1976 schloss der letzte Schleifer die Tür

Beim Kauf 1993 stand nur noch das Mauerwerk des Kottens. Heute ist es ein schmuckes Anwesen. Fotos: Christian Beier

OBENRÜDENER KOTTEN 1997 gab’s den Denkmalschutzpreis. Gebäude soll jetzt verkauft werden.

Von Susanne Koch

Ein Jahr lang hat Lisa Demmer mit sich gerungen – und dann schweren Herzens einen Entschluss gefasst. Sie will den Obenrüdener Kotten verkaufen. „Besser ausgedrückt, der Kotten ist in liebevolle Hände abzugeben“, sagt die 51-Jährige. Gemeinsam mit dem Vater ihrer Kinder, Holger Demmer, hatte sie das Anwesen 1993 gekauft. Eingezogen ist der Schreiner mit seiner Frau und den Kindern Annika und Mathias schließlich 1995.

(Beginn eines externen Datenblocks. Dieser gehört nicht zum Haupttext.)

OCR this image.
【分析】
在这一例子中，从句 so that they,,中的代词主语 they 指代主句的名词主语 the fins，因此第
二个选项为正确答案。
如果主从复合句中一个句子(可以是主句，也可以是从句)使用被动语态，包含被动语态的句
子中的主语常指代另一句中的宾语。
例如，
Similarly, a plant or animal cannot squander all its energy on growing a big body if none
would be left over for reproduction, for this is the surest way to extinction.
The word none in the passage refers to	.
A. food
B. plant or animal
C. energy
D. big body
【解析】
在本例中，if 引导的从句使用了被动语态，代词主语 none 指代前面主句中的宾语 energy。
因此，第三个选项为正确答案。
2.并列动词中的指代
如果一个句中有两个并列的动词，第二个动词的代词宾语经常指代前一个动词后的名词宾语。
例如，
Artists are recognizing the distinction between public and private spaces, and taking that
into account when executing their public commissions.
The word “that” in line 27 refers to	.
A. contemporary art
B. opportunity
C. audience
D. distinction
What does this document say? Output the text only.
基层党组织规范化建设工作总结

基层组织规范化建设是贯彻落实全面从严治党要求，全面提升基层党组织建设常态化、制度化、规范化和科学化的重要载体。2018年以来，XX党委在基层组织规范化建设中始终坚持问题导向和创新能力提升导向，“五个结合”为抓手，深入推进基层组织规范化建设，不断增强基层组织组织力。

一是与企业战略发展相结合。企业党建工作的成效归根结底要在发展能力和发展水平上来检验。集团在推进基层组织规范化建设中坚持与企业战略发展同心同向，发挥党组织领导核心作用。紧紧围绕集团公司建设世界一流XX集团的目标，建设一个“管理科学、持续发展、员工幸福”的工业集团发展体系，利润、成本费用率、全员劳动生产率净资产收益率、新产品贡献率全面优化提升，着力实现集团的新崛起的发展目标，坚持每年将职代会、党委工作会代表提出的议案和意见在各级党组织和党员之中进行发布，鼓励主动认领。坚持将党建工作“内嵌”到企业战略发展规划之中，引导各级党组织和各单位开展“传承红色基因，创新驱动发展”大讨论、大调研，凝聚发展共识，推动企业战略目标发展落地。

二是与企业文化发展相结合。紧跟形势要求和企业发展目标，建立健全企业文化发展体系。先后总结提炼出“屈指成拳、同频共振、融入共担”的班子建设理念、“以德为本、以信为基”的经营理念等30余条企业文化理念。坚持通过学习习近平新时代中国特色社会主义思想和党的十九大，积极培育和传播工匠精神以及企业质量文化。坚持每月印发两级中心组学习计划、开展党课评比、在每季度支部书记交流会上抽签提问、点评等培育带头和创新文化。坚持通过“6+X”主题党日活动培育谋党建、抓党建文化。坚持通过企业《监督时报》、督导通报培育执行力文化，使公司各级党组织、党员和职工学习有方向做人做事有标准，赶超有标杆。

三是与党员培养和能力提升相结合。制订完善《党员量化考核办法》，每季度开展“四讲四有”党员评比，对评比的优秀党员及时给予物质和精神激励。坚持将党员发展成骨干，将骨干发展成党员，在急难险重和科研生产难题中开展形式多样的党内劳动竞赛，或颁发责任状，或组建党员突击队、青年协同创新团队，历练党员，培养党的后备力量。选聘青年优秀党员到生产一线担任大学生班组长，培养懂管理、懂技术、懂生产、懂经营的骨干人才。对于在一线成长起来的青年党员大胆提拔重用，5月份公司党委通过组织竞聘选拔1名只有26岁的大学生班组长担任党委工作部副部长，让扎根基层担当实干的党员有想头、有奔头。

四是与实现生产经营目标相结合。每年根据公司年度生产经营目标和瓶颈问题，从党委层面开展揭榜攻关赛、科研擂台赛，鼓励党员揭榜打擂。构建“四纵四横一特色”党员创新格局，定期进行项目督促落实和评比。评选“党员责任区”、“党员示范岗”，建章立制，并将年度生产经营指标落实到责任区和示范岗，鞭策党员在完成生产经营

WEITERE INFOS KOTTENAm Standort „Blaumühle“ wurde im Jahr 1739 ein Fachwerkkotten errichtet, in dem Schneidwaren bearbeitet wurden. Nach einem Brand 1906 wurde der Kotten als Backsteinbau von selbstständigen Handwerkern wieder aufgebaut. Damals arbeiteten dort fast 100 Menschen. Bis in die 60er Jahre wurde die Energie aus der Wupper gewonnen. 1976 gab man die Schleiferei auf. VERKAUF Der Kotten wird heute bei Engel & Völkers für 870 000 Euro angeboten. Heute ist Holger Demmer im Entwicklungsdienst in Afghanistan tätig. Die Kinder sind erwachsen und leben in Köln, das erste Enkelkind ist da. „Meine Eltern gehen auf die 80 Jahre zu“, sagt Lisa Demmer. „Weil ich gerne in ihrer Nähe sein möchte, ziehe ich nach Bergisch Gladbach.“ Eine Vollzeitstelle zu haben, das 17 000 Quadratmeter große Anwesen zu versorgen, die 500 Quadratmeter große Wohnfläche, darunter zwei Ferienwohnungen, das alles sei auf Dauer zu viel Arbeit geworden. „Deshalb habe ich mich jetzt entschieden, diesen Schritt zu gehen“, sagt sie. „In zehn Jahren, glaube ich, würde ich den Absprung gar nicht mehr schaffen. Wir haben hier als Familie ganz viel Liebe, Energie, Kraft, Zeit und auch Geld hineingesteckt.“ Denn als die Demmers 1993 den Kotten von der Immobau gekauft hatten, stand das Gebäude schon lange leer, die Fenster waren herausgeschlagen, einzig das Mauerwerk mit den roten Backstein-Ziegeln und das Dach standen noch. Für die Restauration bekamen die Demmers 1997 den Denkmalschutzpreis des Solinger Geschichtsvereins.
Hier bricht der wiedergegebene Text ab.